If the plot mechanics seem vague, if not unimportant, DaCosta and her cast propel the material forward. Alongside Larson, Parris reprises her role as Monica Rambeau, and Iman Vellani returns as the teen Ms. Marvel. The former still feels the sting of abandonment by Danvers after the events in Captain Marvel, though she’s now imbued with light powers after WandaVision, the rules of which remain confounding. (Most of this background is shared in flashbacks, courtesy of a device the amnesiac Danvers uses to recall her erased memories, and they resemble a TV series recap more than experiences in the mind’s eye.) The latter is hilariously starstruck by her idol (“Twinsies,” she calls them), but she’s also the optimistic glue that keeps the makeshift team together—she even coins the titular team name.
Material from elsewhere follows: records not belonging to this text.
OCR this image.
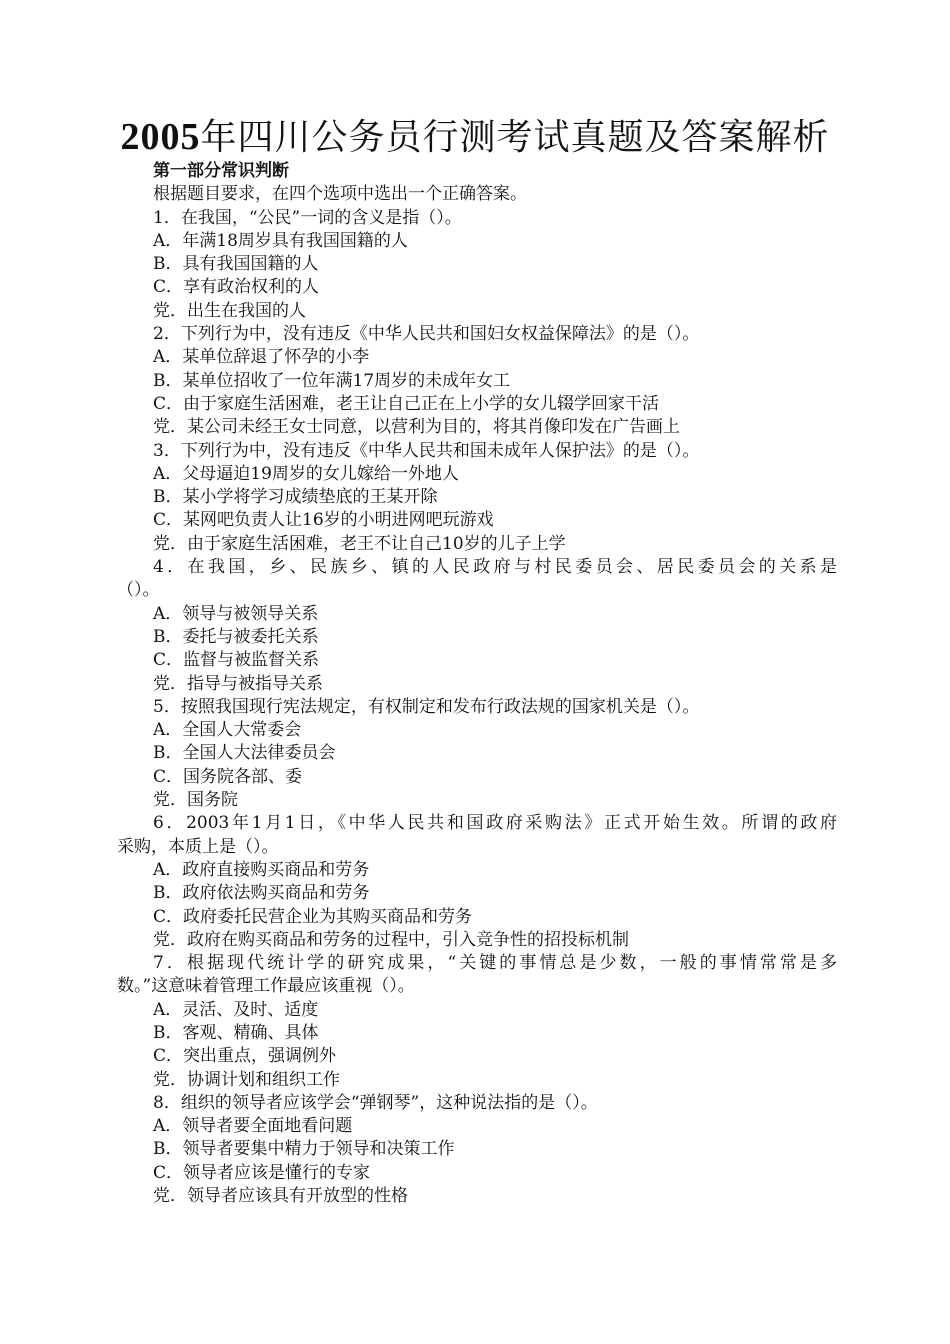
2005年四川公务员行测考试真题及答案解析
第一部分常识判断
根据题目要求，在四个选项中选出一个正确答案。
1．在我国，“公民”一词的含义是指（）。
A．年满18周岁具有我国国籍的人
B．具有我国国籍的人
C．享有政治权利的人
党．出生在我国的人
2．下列行为中，没有违反《中华人民共和国妇女权益保障法》的是（）。
A．某单位辞退了怀孕的小李
B．某单位招收了一位年满17周岁的未成年女工
C．由于家庭生活困难，老王让自己正在上小学的女儿辍学回家干活
党．某公司未经王女士同意，以营利为目的，将其肖像印发在广告画上
3．下列行为中，没有违反《中华人民共和国未成年人保护法》的是（）。
A．父母逼迫19周岁的女儿嫁给一外地人
B．某小学将学习成绩垫底的王某开除
C．某网吧负责人让16岁的小明进网吧玩游戏
党．由于家庭生活困难，老王不让自己10岁的儿子上学
4．在我国，乡、民族乡、镇的人民政府与村民委员会、居民委员会的关系是
（）。
A．领导与被领导关系
B．委托与被委托关系
C．监督与被监督关系
党．指导与被指导关系
5．按照我国现行宪法规定，有权制定和发布行政法规的国家机关是（）。
A．全国人大常委会
B．全国人大法律委员会
C．国务院各部、委
党．国务院
6．2003年1月1日，《中华人民共和国政府采购法》正式开始生效。所谓的政府
采购，本质上是（）。
A．政府直接购买商品和劳务
B．政府依法购买商品和劳务
C．政府委托民营企业为其购买商品和劳务
党．政府在购买商品和劳务的过程中，引入竞争性的招投标机制
7．根据现代统计学的研究成果，“关键的事情总是少数，一般的事情常常是多
数。”这意味着管理工作最应该重视（）。
A．灵活、及时、适度
B．客观、精确、具体
C．突出重点，强调例外
党．协调计划和组织工作
8．组织的领导者应该学会“弹钢琴”，这种说法指的是（）。
A．领导者要全面地看问题
B．领导者要集中精力于领导和决策工作
C．领导者应该是懂行的专家
党．领导者应该具有开放型的性格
Again, for reasons I cannot adequately describe, this trio is linked by their confusing powers, so if one uses them, another instantly teleports into her place in a fast-as-light switch. Therefore, The team must work together to determine how this initially inconvenient wrinkle can be turned into an advantage. However, the rules for these switches are never fully explained and seem to happen haphazardly, but it makes for a neat light show.
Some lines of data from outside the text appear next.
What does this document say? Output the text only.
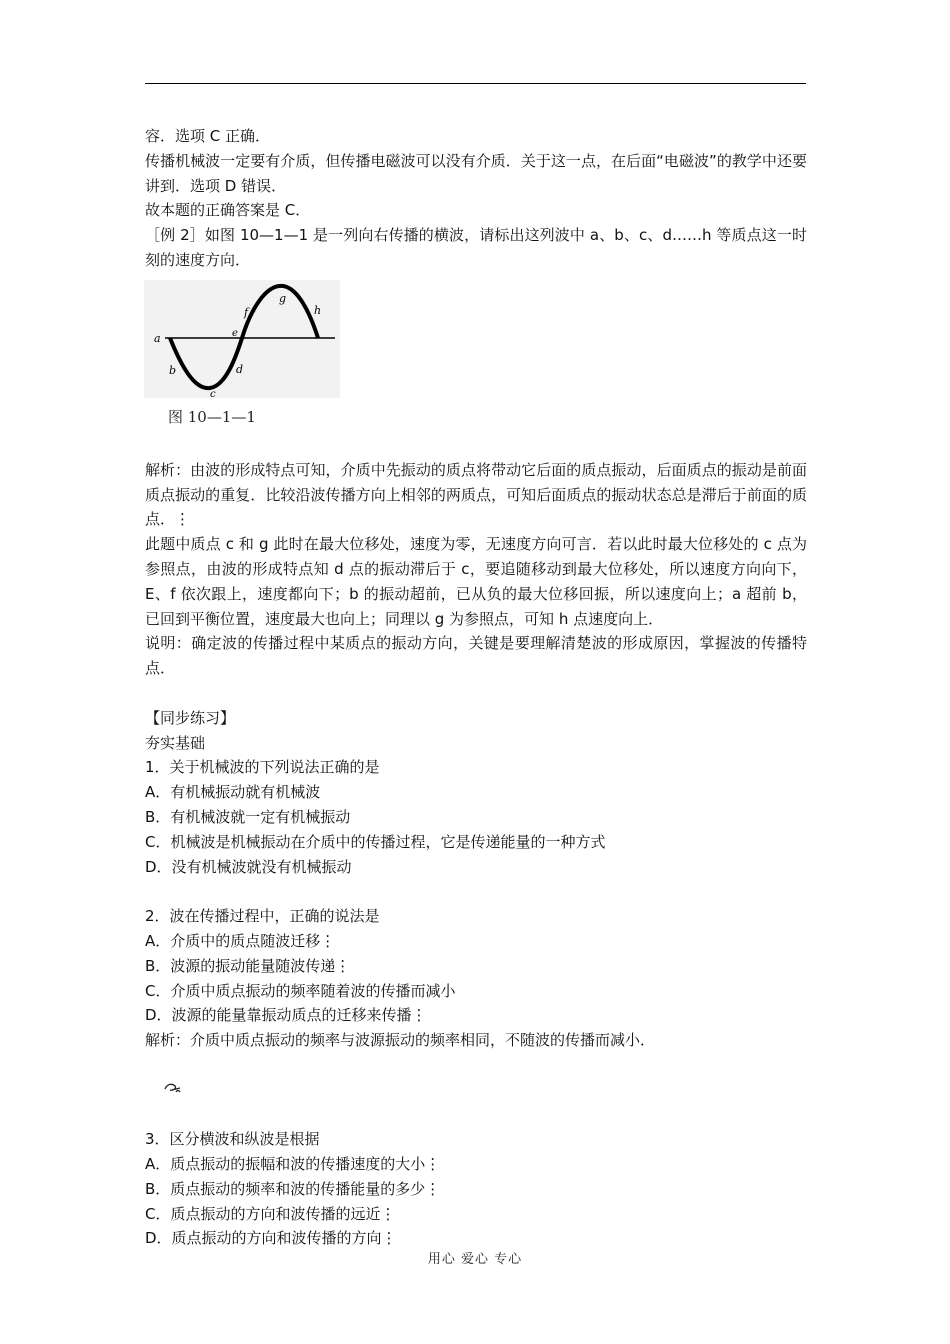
容．选项 C 正确．

传播机械波一定要有介质，但传播电磁波可以没有介质．关于这一点，在后面“电磁波”的教学中还要讲到．选项 D 错误．

故本题的正确答案是 C．

［例 2］如图 10—1—1 是一列向右传播的横波，请标出这列波中 a、b、c、d……h 等质点这一时刻的速度方向．

a
b
c
d
e
f
g
h
图 10—1—1

解析：由波的形成特点可知，介质中先振动的质点将带动它后面的质点振动，后面质点的振动是前面质点振动的重复．比较沿波传播方向上相邻的两质点，可知后面质点的振动状态总是滞后于前面的质点．⋮

此题中质点 c 和 g 此时在最大位移处，速度为零，无速度方向可言．若以此时最大位移处的 c 点为参照点，由波的形成特点知 d 点的振动滞后于 c，要追随移动到最大位移处，所以速度方向向下，E、f 依次跟上，速度都向下；b 的振动超前，已从负的最大位移回振，所以速度向上；a 超前 b，已回到平衡位置，速度最大也向上；同理以 g 为参照点，可知 h 点速度向上．

说明：确定波的传播过程中某质点的振动方向，关键是要理解清楚波的形成原因，掌握波的传播特点．

【同步练习】

夯实基础

1．关于机械波的下列说法正确的是

A．有机械振动就有机械波

B．有机械波就一定有机械振动

C．机械波是机械振动在介质中的传播过程，它是传递能量的一种方式

D．没有机械波就没有机械振动

2．波在传播过程中，正确的说法是

A．介质中的质点随波迁移⋮

B．波源的振动能量随波传递⋮

C．介质中质点振动的频率随着波的传播而减小

D．波源的能量靠振动质点的迁移来传播⋮

解析：介质中质点振动的频率与波源振动的频率相同，不随波的传播而减小．

3．区分横波和纵波是根据

A．质点振动的振幅和波的传播速度的大小⋮

B．质点振动的频率和波的传播能量的多少⋮

C．质点振动的方向和波传播的远近⋮

D．质点振动的方向和波传播的方向⋮

用心 爱心 专心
The Marvels has a casual, slapdash energy about it, similar to this year’s Ant-Man and the Wasp: Quantumania and several other recent MCU features. The studio seems willing to take weirder swings and visit stranger worlds, such as a water planet where the inhabitants speak through song—prompting a short musical number between Larson and South Korean star Park Seo-joon. Elsewhere, Goose, the feline-esque Flerkin with tentacles and a voracious appetite, lays eggs on the space station where Nick Fury (Samuel L. Jackson) is stationed, requiring the staff to “herd cats” in an amusing evacuation sequence (the chaos of cats is always delightful). Fortunately, DaCosta doesn’t turn the proceedings into an endless joke machine, as Taika Waititi did in last year’s Thor: Love and Thunder. But along with the lively soundtrack, featuring the Beastie Boys’ “Intergalactic” and M.I.A.’s “Double Bubble Trouble,” this is a lighter and less consequential entry in the overarching MCU—a chapter that, similar to much of the post-Endgame output, feels more like filler than a necessary panel in a larger installation. 
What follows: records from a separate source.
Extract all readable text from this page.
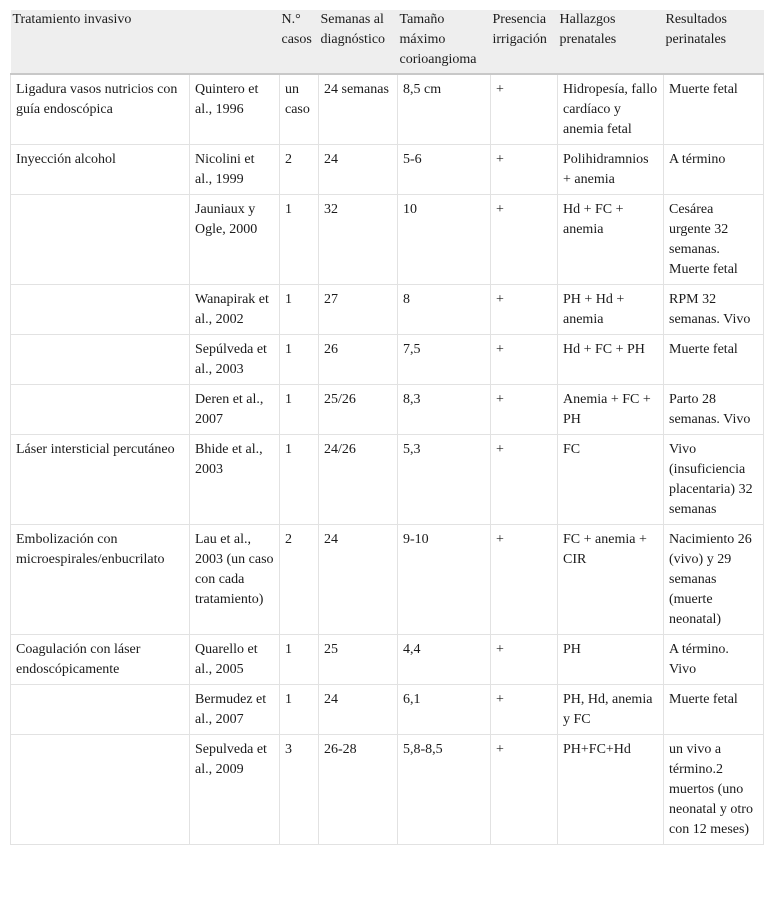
Tratamiento invasivo		N.° casos	Semanas al diagnóstico	Tamaño máximo corioangioma	Presencia irrigación	Hallazgos prenatales	Resultados perinatales
Ligadura vasos nutricios con guía endoscópica	Quintero et al., 1996	un caso	24 semanas	8,5 cm	+	Hidropesía, fallo cardíaco y anemia fetal	Muerte fetal
Inyección alcohol	Nicolini et al., 1999	2	24	5-6	+	Polihidramnios + anemia	A término
	Jauniaux y Ogle, 2000	1	32	10	+	Hd + FC + anemia	Cesárea urgente 32 semanas. Muerte fetal
	Wanapirak et al., 2002	1	27	8	+	PH + Hd + anemia	RPM 32 semanas. Vivo
	Sepúlveda et al., 2003	1	26	7,5	+	Hd + FC + PH	Muerte fetal
	Deren et al., 2007	1	25/26	8,3	+	Anemia + FC + PH	Parto 28 semanas. Vivo
Láser intersticial percutáneo	Bhide et al., 2003	1	24/26	5,3	+	FC	Vivo (insuficiencia placentaria) 32 semanas
Embolización con microespirales/enbucrilato	Lau et al., 2003 (un caso con cada tratamiento)	2	24	9-10	+	FC + anemia + CIR	Nacimiento 26 (vivo) y 29 semanas (muerte neonatal)
Coagulación con láser endoscópicamente	Quarello et al., 2005	1	25	4,4	+	PH	A término. Vivo
	Bermudez et al., 2007	1	24	6,1	+	PH, Hd, anemia y FC	Muerte fetal
	Sepulveda et al., 2009	3	26-28	5,8-8,5	+	PH+FC+Hd	un vivo a término.2 muertos (uno neonatal y otro con 12 meses)
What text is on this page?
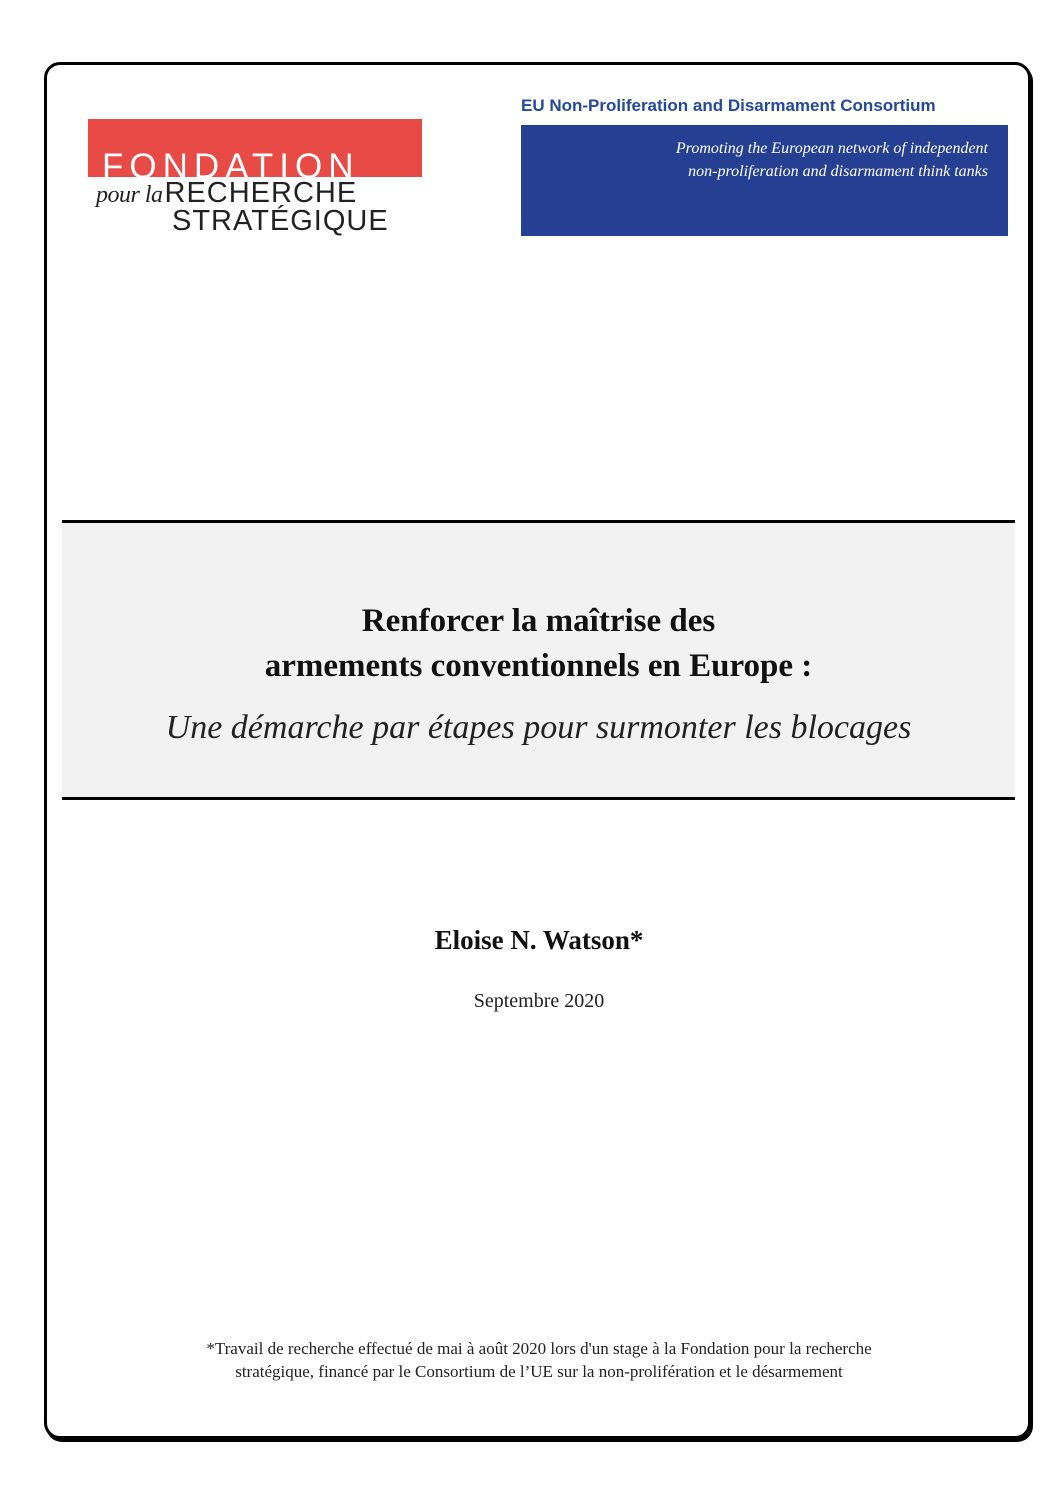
FONDATION
pour laRECHERCHE
STRATÉGIQUE
EU Non-Proliferation and Disarmament Consortium
Promoting the European network of independent
non-proliferation and disarmament think tanks
Renforcer la maîtrise des
armements conventionnels en Europe :
Une démarche par étapes pour surmonter les blocages
Eloise N. Watson*
Septembre 2020
*Travail de recherche effectué de mai à août 2020 lors d'un stage à la Fondation pour la recherche
stratégique, financé par le Consortium de l’UE sur la non-prolifération et le désarmement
Although the technical presentation is capable, as always, the Marvel Studios look delivers bland images that seem generic next to DaCosta’s inspired and thoughtful visuals on Candyman—and this is especially disappointing given the presence of skilled cinematographer Sean Bobbitt, a frequent collaborator with Steve McQueen and Michael Winterbottom. Editors Catrin Hedström and Evan Schiff overcut the material to a brisk 105-minute runtime, meaning The Marvels doesn’t risk overstaying its welcome like many blockbusters today. But most of its characters and plotting remain underserviced by a pace that could have used a few moments to stop, breathe, and build stronger emotional ties between our heroes. Even so, it’s pleasant to watch Larson, Parris, and Vellani interact in female-forward situations, though the nature of their superpowers continues to elude me. By the end, the movie is a lower-tier MCU installment, but the quality is serviceable enough to keep you diverted. That’s a mild endorsement for one segment of a vast franchise, but if they keep making negligible items like this, the franchise may peter out entirely.